Seit der Preisüberwacher und insbesondere die Finanzmarktaufsicht (Finma) die mangelnde Transparenz der Tarifverträge der Spitalkostenzusatzversicherungen anprangerten, ist Bewegung in die Sache gekommen.
Mitte Juni 2021 informierte der Schweizerische Versicherungsverband (SVV) über das neue Regelwerk mit elf Grundsätzen. Sie definieren, wie transparente und damit finma-konforme Verträge zwischen den Krankenzusatzversicherern und den Spitälern daherkommen sollen.
Man nennt sie Mehrleistungsvertäge. Es soll klar erkennbar sein, worin die Mehrleistung einer halbprivaten oder privaten Spitalzusatzversicherung im Vergleich zu den Leistungen der obligatorischen Krankenpflegeversicherung (OKP) besteht.

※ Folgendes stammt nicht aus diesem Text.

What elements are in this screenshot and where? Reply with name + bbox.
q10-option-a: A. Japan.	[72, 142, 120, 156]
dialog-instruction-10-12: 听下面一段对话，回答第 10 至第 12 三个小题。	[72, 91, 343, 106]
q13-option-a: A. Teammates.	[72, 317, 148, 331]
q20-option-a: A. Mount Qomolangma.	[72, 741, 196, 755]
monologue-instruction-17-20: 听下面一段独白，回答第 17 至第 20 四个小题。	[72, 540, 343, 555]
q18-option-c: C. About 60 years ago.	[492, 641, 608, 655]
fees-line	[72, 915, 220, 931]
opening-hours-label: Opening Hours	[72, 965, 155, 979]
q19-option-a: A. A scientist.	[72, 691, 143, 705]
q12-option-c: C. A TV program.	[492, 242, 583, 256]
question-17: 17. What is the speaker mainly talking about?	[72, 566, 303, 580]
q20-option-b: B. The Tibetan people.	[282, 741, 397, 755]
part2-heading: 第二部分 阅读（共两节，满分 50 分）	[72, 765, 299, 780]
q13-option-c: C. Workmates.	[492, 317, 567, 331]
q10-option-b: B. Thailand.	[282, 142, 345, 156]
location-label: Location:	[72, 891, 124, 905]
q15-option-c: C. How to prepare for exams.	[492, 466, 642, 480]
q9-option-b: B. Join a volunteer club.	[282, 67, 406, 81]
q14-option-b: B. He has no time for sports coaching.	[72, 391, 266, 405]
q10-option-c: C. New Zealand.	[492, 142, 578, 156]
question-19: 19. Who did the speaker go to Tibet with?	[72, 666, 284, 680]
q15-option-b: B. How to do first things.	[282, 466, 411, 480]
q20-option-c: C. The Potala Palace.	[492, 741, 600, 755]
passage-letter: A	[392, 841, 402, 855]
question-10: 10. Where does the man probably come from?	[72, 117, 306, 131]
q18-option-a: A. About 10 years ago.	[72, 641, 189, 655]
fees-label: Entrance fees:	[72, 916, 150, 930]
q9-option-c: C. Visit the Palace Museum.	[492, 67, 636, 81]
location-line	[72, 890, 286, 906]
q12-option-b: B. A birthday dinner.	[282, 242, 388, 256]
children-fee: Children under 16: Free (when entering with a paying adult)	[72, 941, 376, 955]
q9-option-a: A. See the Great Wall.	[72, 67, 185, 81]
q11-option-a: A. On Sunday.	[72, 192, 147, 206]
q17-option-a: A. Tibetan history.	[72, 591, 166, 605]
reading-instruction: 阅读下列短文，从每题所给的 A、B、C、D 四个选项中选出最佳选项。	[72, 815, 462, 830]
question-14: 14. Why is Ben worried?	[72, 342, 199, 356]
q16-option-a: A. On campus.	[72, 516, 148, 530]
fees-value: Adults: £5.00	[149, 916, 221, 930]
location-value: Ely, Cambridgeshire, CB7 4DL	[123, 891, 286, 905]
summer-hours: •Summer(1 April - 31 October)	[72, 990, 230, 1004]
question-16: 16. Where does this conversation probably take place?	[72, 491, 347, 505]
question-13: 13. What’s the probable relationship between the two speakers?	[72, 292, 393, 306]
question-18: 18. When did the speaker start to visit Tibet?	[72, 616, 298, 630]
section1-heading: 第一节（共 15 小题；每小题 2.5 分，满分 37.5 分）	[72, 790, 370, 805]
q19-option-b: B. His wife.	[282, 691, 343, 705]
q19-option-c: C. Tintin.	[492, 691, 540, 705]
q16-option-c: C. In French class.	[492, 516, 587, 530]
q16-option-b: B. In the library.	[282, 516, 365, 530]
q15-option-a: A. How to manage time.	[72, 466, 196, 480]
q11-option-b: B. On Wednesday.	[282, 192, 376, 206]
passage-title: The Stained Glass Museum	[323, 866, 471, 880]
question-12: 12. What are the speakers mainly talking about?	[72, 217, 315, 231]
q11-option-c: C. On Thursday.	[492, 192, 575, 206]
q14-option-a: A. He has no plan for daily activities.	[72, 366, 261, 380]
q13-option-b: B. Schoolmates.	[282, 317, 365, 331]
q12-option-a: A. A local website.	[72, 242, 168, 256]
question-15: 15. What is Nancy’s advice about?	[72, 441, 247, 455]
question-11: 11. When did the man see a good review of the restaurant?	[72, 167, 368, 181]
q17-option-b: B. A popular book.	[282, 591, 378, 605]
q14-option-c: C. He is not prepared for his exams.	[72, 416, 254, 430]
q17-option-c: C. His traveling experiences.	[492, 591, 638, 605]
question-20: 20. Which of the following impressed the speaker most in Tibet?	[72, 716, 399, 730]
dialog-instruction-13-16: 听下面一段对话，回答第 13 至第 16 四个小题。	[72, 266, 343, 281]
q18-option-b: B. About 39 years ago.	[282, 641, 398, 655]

280 x Versicherungen = 1'700
Am Montag informierte nun der SVV über den Stand der Dinge: 41 Prozent der rund 1700 Verträge sind nun nach den Vorgaben des Branchen-Frameworks Mehrleistungen abgeschlossen worden.
CSS-Chefin Philomena Colatrella hofft, dass per Ende 2024 bis drei Viertel der Zusatzversicherungsverträge nach den definierten Grundsätzen unterzeichnet sind.
In der Schweiz gibt es rund 280 Spitäler. Während bei der OKP die Verbände die Verhandlungen führen, muss im Zusatzversicherungsgeschäft jede einzelne Versicherung mit jedem Spital die Verhandlung führen. So kommt man auf 1700 Verträge.
C'est difficile
Doch die Knacknuss liegt weniger bei den Spitälern, sondern bei den Belegärzten.
«Die Rechnung macht man nicht ohne den Arzt», schrieb Medinside im November 2021. Für den Zusatzversicherer ist es am einfachsten, mit dem Spital einen Vertrag abzuschliessen, das dann seinerseits mit den Belegärzten Verträge abschliesst.
Thomas Boyer, CEO von Groupe Mutuel, bestätigt, was in der Branche allgemein bekannt ist: Mit den Waadtländer und den Genfer Ärzten verläuft es besonders harzig. Sie wollen zum Teil ihren Verband vorschicken, um ihre Interessen zu vertreten. Das macht die Sache nicht nur noch komplexer, als sie es bereits schon ist.
Es ist auch wettbewerbsrechtlich zweifelhaft, ob das Vorgehen der welschen Ärzte überhaupt rechtens ist.
Die 11 Grundsätze des Branchen-Frameworks
1. Mehrleistungen werden im Vergleich zum Leistungsniveau der OKP des jeweiligen Leistungserbringers betrachtet – Eine Marktsicht wird, wo nötig zur Verhinderung von Fehlanreizen oder systematischen Benachteiligungen in die Betrachtung, integriert.
2. Mehrleistungen zwischen Leistungserbringern und einzelnen Versicherern differenzieren sich in Kategorien klinische Leistungen, ärztliche Leistungen sowie Hotellerie/Komfort.
3. Eine Mehrleistung muss vertraglich definiert, erhebbar, bewertbar und nutzbar sein.
4. Ein Mehrleistungskatalog des Leistungserbringers zuhanden des einzelnen Versicherers bildet die Basis für die Bewertung, die Abrechnung und das Leistungs-Controlling.
5. Ärztliche Mehrleistungen werden auf klarer vertraglicher Basis vergütet - die Entschädigung der ärztlichen Leistung in der OKP ist auf Grundlage der stationären und ambulant anwendbaren Tarife abgegolten.
6. Die Kriterien zur Bewertung von Mehrleistungen werden durch die einzelnen Versicherer festgelegt.
7. Mehrleistungen definieren sich auch über den Mehrwert am Patienten und nicht ausschliesslich über allfällige Mehrkosten.
8. Unterschiede in der Bewertung von gleichwertigen Mehrleistungen müssen klar begründbar sein.
9. Die Bewertung von Mehrleistungen erfolgt in der Regel auf Basis von Leistungspaketen und nicht auf Basis von Einzelleistungen.
10. Nur tatsächlich erbrachte Mehrleistungen oder Mehrleistungspakete werden von Versicherern vergütet.
11. Innovation zu Gunsten des Patientennutzens ist gewünscht. Trends wie «ambulant vor stationär» sind eine Chance für neue Mehrleistungsservices.